15 Temmuz 2016 Cum gecesi gerçekleştirilen başarısız darbe girişiminden sonra, Cumhurbaşkanı Recep Tayyip Erdoğan 20 Temmuz 2016'da Milli Güvenlik Kurulu ve Bakanlar Kurulu toplantılarına katıldı. Ardından yaptığı açıklamada, darbe girişiminde bulunan terör örgütünün tüm unsurlarıyla ve süratle bertaraf edilebilmesi için anayasanın 120. maddesi uyarınca 3 ay süreyle tüm yurtta (OHAL) olağanüstü hal ilan edildiğini açıkladı. Ertesi gün Resmi Gazete'de yayınlanan açıklama TBMM'de de onaydan geçti.
Daha önceki bir yazımızda özellikle Twitter'da halkın OHAL'i nasıl karşıladığına dair bazı bilgiler vermiştik.
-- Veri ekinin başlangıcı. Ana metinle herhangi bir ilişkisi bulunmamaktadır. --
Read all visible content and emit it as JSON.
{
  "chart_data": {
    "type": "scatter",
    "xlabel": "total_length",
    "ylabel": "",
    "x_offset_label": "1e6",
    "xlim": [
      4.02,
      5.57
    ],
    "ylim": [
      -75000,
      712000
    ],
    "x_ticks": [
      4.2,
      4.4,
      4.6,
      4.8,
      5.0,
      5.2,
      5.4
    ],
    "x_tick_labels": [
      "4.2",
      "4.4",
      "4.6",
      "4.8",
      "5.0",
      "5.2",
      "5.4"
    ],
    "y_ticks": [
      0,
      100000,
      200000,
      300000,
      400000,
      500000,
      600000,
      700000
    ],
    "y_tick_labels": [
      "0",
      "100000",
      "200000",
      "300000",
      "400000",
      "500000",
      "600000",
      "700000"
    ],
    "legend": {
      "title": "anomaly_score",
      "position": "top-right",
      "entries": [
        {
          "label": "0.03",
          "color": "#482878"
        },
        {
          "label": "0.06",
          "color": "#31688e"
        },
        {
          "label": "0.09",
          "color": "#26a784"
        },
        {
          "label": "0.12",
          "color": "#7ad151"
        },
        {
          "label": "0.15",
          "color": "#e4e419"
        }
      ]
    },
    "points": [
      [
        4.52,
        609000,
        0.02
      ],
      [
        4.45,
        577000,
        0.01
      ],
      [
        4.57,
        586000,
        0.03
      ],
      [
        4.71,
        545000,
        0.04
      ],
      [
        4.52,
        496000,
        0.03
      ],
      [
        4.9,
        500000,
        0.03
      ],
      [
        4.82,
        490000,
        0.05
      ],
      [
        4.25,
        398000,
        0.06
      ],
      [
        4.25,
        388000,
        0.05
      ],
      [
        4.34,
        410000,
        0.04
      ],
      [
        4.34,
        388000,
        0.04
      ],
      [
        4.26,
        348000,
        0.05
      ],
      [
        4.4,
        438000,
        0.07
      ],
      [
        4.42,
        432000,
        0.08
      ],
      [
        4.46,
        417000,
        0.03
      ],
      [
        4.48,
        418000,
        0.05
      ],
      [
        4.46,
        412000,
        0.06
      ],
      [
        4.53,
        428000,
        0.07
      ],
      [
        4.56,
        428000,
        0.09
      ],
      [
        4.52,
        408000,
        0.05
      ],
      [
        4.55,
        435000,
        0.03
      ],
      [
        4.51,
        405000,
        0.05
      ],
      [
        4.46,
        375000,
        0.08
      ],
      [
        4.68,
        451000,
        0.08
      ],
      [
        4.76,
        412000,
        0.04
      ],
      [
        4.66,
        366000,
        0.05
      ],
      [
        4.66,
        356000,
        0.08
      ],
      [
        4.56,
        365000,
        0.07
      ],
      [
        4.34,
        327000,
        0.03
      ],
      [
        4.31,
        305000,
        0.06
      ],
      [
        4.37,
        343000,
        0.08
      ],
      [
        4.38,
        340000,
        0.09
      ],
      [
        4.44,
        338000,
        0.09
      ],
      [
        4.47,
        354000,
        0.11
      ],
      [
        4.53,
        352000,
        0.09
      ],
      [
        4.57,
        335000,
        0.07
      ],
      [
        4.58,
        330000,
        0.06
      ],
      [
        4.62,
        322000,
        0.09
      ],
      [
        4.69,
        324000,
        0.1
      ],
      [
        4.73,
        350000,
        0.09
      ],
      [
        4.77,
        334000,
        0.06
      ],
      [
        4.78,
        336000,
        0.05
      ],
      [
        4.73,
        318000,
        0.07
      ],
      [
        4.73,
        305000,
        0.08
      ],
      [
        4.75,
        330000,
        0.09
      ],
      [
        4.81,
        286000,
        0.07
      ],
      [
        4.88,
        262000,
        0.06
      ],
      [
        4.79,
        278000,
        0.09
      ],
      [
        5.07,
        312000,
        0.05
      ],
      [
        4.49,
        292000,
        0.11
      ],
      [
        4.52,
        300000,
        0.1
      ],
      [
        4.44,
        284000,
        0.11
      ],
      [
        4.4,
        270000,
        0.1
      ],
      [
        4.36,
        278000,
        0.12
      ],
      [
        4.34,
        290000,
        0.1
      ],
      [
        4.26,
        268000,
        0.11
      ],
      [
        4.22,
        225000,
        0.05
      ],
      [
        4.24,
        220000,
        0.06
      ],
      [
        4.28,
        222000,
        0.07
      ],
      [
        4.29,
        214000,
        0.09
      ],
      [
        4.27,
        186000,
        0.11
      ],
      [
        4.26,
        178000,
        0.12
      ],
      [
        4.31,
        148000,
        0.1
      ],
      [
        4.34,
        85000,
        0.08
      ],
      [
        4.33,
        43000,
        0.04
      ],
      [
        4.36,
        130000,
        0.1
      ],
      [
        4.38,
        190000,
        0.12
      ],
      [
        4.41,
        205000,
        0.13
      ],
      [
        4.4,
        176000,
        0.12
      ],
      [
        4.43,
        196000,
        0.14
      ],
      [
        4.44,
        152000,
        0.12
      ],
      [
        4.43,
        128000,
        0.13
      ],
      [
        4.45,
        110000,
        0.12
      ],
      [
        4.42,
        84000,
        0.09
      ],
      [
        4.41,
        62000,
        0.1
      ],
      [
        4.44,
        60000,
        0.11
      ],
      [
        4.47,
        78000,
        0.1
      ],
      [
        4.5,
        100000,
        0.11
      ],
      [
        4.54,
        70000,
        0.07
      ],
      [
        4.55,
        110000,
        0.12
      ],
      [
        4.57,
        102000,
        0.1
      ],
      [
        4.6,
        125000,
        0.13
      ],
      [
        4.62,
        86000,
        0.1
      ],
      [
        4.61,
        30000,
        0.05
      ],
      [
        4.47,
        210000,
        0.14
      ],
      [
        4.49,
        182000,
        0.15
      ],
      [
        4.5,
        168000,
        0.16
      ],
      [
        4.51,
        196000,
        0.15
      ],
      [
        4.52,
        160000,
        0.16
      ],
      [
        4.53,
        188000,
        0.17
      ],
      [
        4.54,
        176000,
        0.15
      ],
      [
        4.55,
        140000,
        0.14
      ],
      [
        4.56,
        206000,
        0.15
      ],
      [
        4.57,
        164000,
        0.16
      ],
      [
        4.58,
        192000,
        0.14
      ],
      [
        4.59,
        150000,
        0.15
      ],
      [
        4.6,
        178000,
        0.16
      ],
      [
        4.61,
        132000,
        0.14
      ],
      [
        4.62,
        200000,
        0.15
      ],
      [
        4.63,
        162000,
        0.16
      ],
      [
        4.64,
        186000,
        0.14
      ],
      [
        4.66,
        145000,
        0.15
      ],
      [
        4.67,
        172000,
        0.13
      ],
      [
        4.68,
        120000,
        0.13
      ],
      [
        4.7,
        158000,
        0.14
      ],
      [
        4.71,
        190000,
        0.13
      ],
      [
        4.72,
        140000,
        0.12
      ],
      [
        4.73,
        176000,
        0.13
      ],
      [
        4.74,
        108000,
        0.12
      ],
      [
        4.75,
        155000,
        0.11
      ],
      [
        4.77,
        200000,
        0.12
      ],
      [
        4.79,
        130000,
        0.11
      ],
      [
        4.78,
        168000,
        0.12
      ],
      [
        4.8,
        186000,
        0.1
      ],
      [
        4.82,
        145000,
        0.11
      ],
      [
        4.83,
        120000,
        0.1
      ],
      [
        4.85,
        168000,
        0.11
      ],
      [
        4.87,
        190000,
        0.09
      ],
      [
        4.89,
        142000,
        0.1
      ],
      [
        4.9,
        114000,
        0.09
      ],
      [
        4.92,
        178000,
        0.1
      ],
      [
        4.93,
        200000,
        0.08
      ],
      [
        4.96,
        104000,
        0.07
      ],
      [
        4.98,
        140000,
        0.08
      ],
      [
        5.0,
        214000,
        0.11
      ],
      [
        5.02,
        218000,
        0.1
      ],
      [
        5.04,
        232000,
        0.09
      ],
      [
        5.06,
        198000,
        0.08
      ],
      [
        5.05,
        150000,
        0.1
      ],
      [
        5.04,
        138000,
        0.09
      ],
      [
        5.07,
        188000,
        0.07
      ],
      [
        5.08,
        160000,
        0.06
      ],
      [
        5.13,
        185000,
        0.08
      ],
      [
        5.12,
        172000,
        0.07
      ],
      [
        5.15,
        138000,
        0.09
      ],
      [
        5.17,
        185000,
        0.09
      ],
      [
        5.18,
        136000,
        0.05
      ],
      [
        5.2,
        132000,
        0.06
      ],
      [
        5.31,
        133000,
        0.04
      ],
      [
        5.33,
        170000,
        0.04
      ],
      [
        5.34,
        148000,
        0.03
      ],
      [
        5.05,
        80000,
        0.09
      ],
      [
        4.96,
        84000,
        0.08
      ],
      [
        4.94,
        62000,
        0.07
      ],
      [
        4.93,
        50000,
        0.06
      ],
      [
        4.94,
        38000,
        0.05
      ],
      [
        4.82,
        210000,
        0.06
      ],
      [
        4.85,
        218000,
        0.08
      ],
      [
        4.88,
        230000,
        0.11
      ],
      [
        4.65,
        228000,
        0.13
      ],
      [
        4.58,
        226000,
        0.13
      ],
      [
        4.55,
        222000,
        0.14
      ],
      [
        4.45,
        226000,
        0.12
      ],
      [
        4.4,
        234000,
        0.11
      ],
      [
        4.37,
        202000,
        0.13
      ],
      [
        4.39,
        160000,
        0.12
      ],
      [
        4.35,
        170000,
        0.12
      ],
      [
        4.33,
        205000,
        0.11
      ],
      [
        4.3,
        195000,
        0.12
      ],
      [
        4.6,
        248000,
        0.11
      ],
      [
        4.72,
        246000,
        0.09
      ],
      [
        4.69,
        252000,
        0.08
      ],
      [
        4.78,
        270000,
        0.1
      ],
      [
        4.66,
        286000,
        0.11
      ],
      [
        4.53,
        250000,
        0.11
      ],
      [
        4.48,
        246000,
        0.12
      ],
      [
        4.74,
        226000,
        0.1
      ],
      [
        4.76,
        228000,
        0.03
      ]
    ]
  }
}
OHAL'in ilanından sonra baro başkanları ve dernek başkanları da alınan karar doğrulutusunda fikirlerini açıkladı. OHAL'de özellikle bazı temel hak, özgürlük ve hukuk kuralları olağanüstü kararlarla ihlal edilebiliyor, bu nedenle özellikle hukukçuların karar hakkındaki yorumları ayrı bir önem taşıyor.
Adana Barosu Başkanı Av. Mengücek Gazi Çıtırık'ın geçmiş tarihlerdeki sıkıyönetimler ve OHAL'leri değerlendirdiği açıklama
Avukat Çıtırık, OHAL konusunda çoğu siyasetçinin tersine endişeli. Bunun en büyük nedeni yaptığı değerlendirmeden de anlaşıldığı gibi geçtiğimiz yıllarda yaşanan OHAL'lerdeki meydana gelen keyfi uygulamalar. Çıtırık açıklamasında 24 Şubat 1925 - 23 Aralık 1927 arasında Muş, Bingöl, Elazığ, Siirt, Diyarbakır, Mardin, Tunceli, Urfa, Bitlis, Van, Hakkari, Malatya ve Erzurum illerinde yaşanan Şeyh Sait İsyanı'ndan 80 darbesine kadar (71 ara rejimi, Menemen olayı, 1960 darbesi gibi olaylar) yaşanan sıkıyönetim ve OHAL dönemlerindeki zorluklara değiniyor. Açıklamasının ikinci kısmı ise şöyle:
"Bir de olağanüstü hal ile geçen yıllarımıza bakalım... 19 Temmuz 1987'de Olağanüstü Hal Yasası'nın (2935 sayılı yasa) uygulamaya başlanması ile Olağanüstü Hal Bölge Valiliği devreye girdi.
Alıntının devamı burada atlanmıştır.